16:45 〜 18:45
[3LBA061] Cell-cycle-synchronized oscillations of an autoregulated gene in E. coli: Testing possible biomolecular mechanisms by stochastic simulation
Synthetic Biology, Computational Biology, Gene Regulation
A recent study reported oscillatory expression of a negatively autoregulated gene incorporated into the E. coli chromosome. Oscillations in the intracellular concentration of the bacteriophage lambda transcriptional repressor Cro had a period of one cell cycle, and phase shifts were observed when the gene circuit was integrated into different chromosomal loci. It is necessary to explain the cause of these oscillations in order for synthetic biologists to predictably design genetic circuits in E. coli.
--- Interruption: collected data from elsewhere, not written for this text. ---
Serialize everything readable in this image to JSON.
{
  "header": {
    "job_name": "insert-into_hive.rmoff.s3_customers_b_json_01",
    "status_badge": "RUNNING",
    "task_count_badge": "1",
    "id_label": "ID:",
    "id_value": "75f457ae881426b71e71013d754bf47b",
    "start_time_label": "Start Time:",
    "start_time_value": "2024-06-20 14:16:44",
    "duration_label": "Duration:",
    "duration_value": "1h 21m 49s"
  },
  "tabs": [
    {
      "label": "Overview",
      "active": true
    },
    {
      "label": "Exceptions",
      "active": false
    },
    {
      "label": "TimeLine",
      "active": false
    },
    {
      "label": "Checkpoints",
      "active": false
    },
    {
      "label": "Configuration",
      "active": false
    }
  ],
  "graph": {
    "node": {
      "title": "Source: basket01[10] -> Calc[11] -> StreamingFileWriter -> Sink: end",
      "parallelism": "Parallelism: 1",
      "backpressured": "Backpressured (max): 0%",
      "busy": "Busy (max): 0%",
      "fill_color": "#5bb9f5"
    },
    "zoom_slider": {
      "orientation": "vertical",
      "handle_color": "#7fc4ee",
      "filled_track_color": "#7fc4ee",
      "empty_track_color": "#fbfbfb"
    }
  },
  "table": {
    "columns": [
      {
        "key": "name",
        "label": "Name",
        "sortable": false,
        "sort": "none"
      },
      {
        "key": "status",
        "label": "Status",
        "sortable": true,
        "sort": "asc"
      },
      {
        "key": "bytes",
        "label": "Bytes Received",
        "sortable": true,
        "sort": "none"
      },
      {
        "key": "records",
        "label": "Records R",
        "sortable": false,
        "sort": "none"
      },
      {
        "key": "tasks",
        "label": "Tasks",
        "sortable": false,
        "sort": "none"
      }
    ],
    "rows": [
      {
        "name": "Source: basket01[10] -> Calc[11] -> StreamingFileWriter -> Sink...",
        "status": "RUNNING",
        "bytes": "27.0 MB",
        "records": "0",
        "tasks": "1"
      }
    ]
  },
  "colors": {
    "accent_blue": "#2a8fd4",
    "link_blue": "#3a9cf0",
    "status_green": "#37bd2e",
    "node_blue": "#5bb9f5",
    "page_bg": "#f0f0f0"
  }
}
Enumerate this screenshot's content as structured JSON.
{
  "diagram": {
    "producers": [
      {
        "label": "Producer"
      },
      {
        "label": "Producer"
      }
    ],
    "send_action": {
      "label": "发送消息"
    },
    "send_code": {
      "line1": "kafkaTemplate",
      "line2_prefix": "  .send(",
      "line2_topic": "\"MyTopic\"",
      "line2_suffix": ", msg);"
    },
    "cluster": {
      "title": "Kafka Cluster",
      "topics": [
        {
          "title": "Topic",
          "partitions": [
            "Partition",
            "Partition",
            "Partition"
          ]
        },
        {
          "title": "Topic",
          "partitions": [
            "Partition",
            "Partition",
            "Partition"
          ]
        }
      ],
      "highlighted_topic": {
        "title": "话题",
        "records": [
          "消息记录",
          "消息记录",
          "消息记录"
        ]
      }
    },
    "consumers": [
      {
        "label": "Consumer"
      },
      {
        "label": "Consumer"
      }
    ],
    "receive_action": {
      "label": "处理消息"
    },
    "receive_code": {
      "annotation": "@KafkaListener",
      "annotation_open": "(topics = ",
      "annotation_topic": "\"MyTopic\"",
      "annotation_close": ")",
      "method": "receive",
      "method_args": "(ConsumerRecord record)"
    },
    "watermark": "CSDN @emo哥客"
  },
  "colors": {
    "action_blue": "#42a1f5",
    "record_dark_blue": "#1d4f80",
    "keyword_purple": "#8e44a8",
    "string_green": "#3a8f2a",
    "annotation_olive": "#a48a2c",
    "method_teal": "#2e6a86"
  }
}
I report computational attempts to test which biomolecular mechanisms might give rise to oscillations and phase shifts. Oscillations are not expected for a simple negative feedback circuit, but might arise when one accounts for cell-cycle phenomena (e.g. chromosome replication, gene doubling, cell division, and cell growth). I simulated stochastic biochemical reactions while accounting for these phenomena and other possible molecular events affecting Cro expression such as transient changes in DNA-binding associated with chromosome conformational changes during replication. Simulations accounted for repressor dimerization and non-specific DNA binding using an equilibrium approximation in order to reduce computation time. To facilitate comparison with experimental data, simulations were carried out for cell lineages of seven generations. The maturation and photobleaching of a fluorescent protein reporter was also simulated to match experimental output. Simulated data was compared to experimental data by examining the average Cro expression level as a function of the fraction of cell cycle elapsed and the autocorrelation of Cro-expression time traces.